Takeaway: Find a lender that offers loans designed for your specific needs.
Shop around for the best personal loan rates
Avoid settling for the first offer you receive; instead, take some time and shop around for the best possible interest rate. Compare several lenders and loan types to get an idea of what you qualify for.
You can generally find personal loan offers from banks, credit unions and online lenders. If you’ve been a longtime account holder with your bank or credit union, consider checking there first. Often, showing that you’ve made positive financial choices for years means your bank or credit union may be willing to look past recent credit missteps or give you a better rate.
Some online lenders also allow you to get prequalified with a soft credit check, which won’t impact your credit score. Check with the lenders you are considering to see if they offer a prequalification process. Utilize this option to get a full understanding of the rates available to you.

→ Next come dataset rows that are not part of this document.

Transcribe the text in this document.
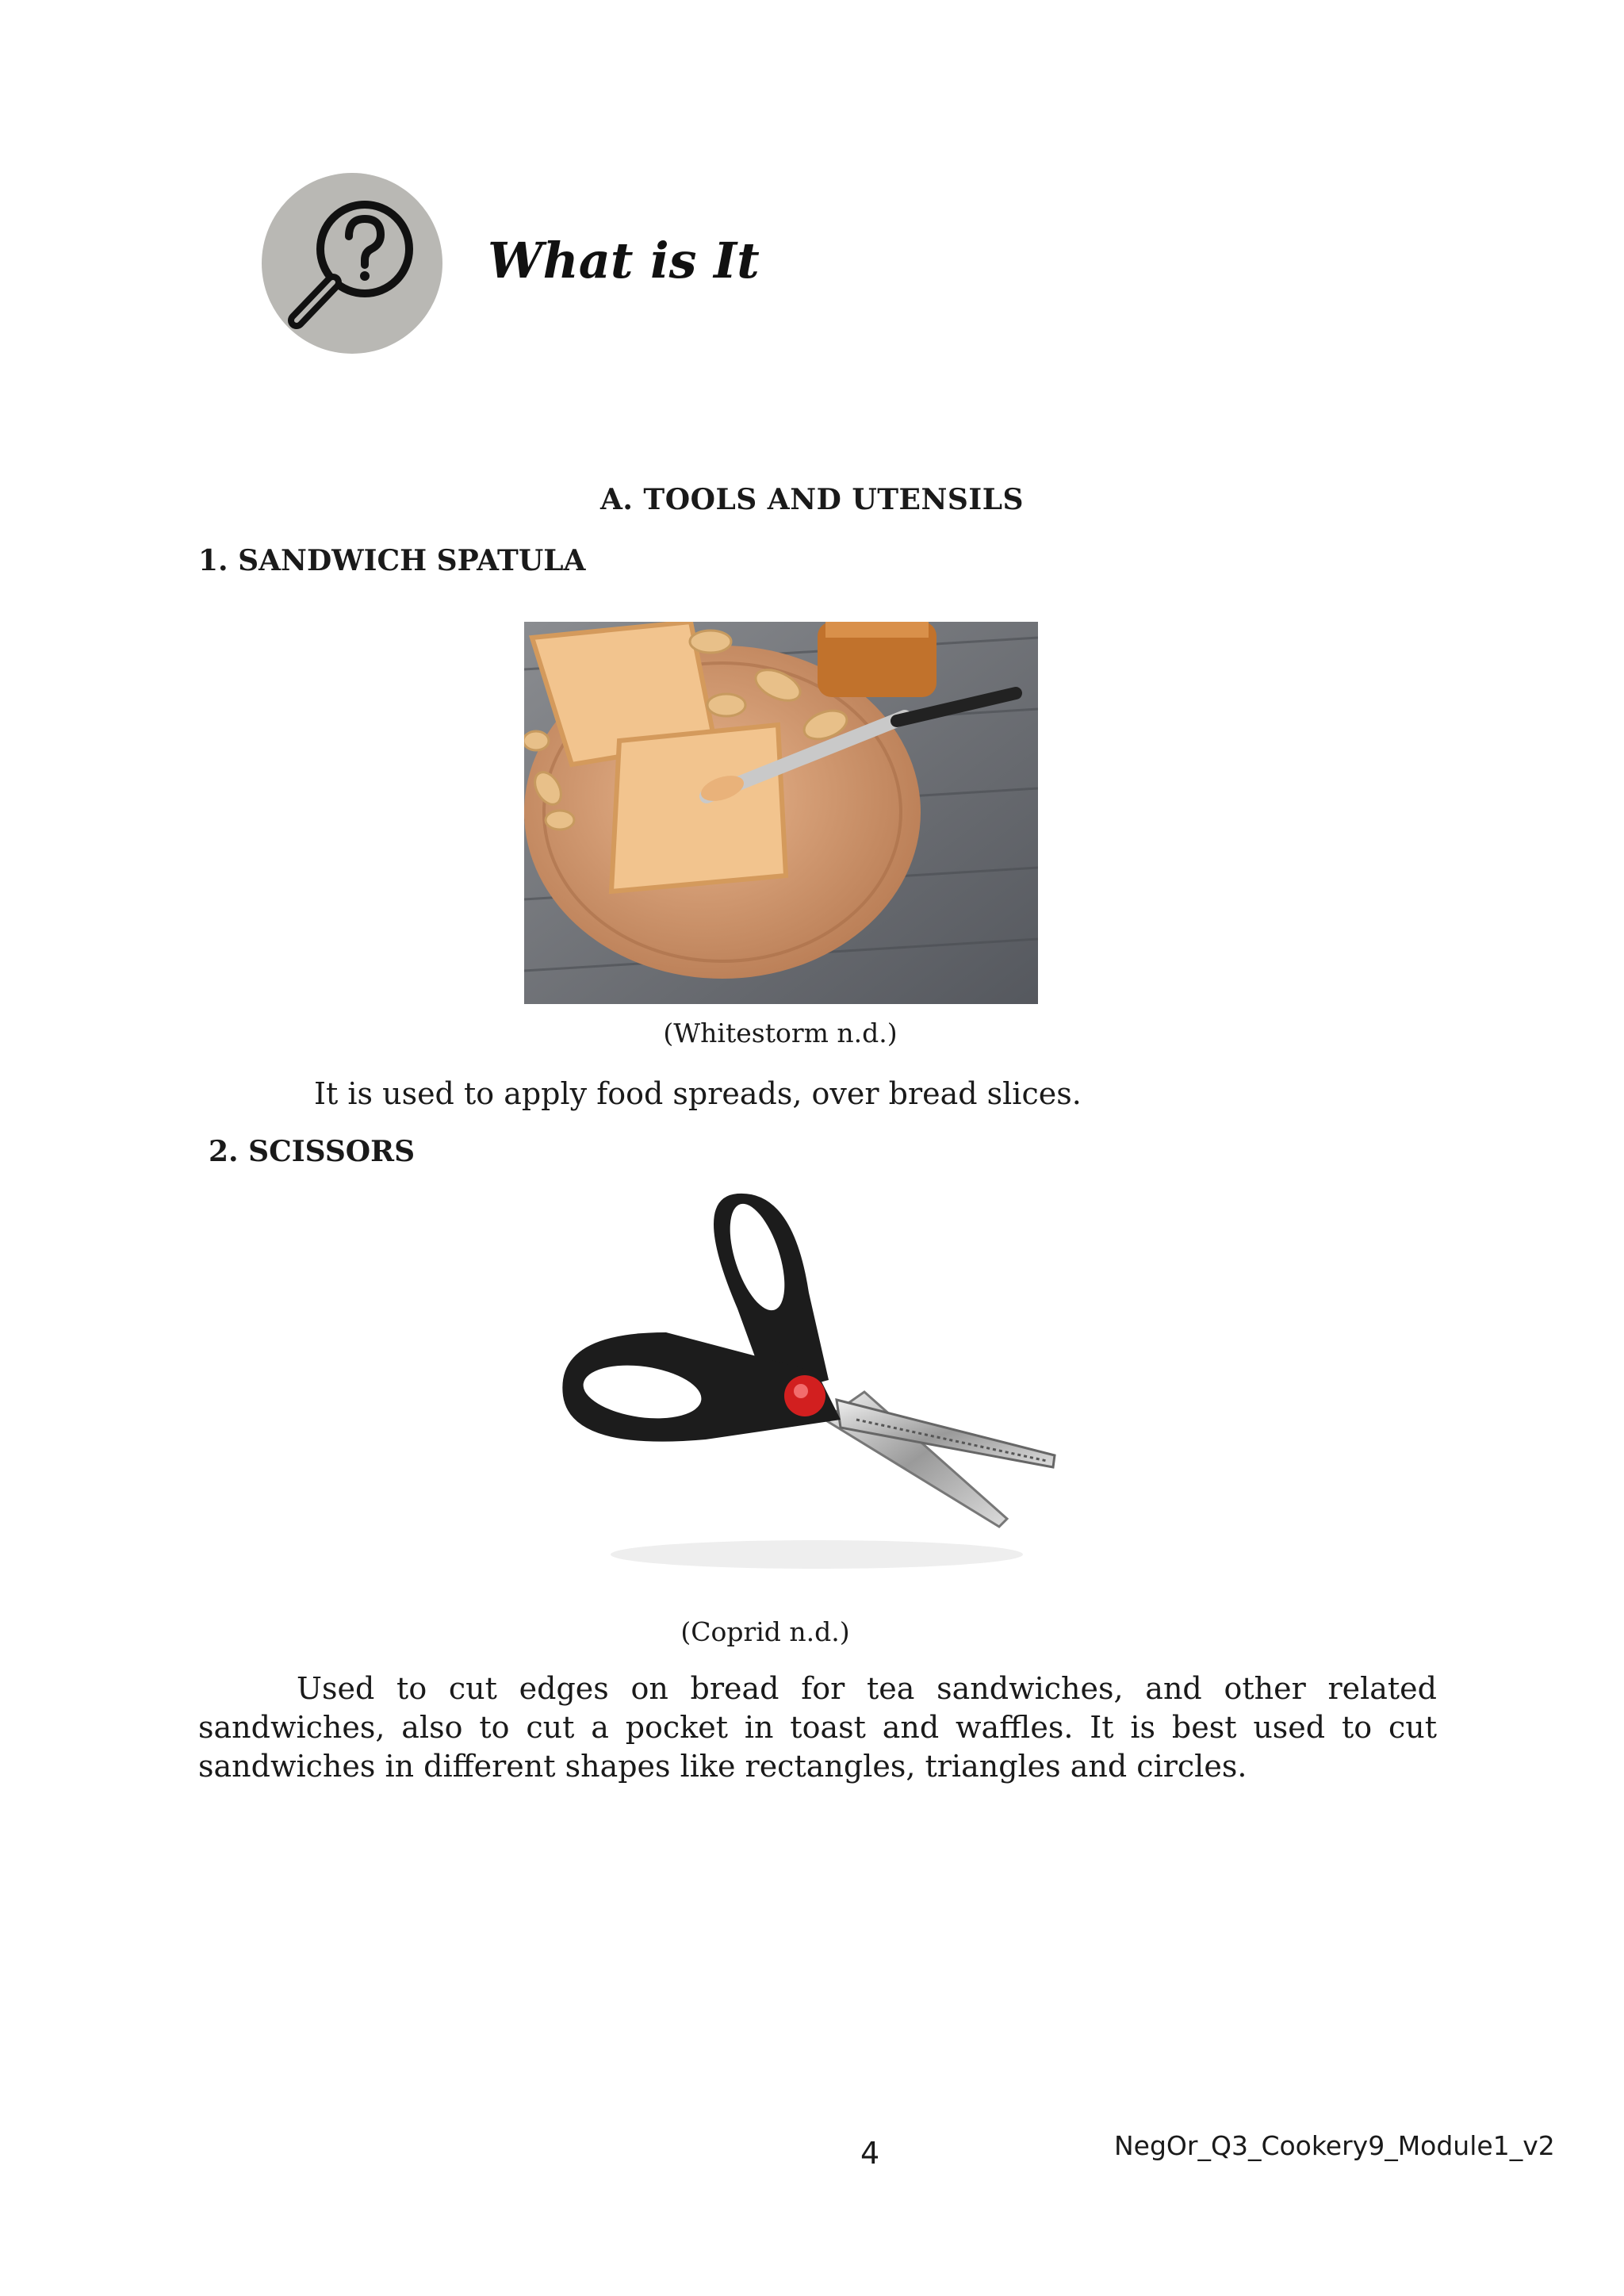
What is It
A. TOOLS AND UTENSILS
1. SANDWICH SPATULA
(Whitestorm n.d.)
It is used to apply food spreads, over bread slices.
2. SCISSORS
(Coprid n.d.)
Used to cut edges on bread for tea sandwiches, and other related sandwiches, also to cut a pocket in toast and waffles. It is best used to cut sandwiches in different shapes like rectangles, triangles and circles.
4	NegOr_Q3_Cookery9_Module1_v2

Lenders that don’t offer a prequalification process will typically run hard credit inquiries as part of the loan application process. To limit the effect of hard inquiries on your credit score, it’s best to do your rate shopping within 45 days to count them as a single inquiry for credit-scoring purposes.
Takeaway: Don’t settle for the first offer you receive. Compare several lenders and loan types and check for a prequalification option before applying to avoid an impact on your credit.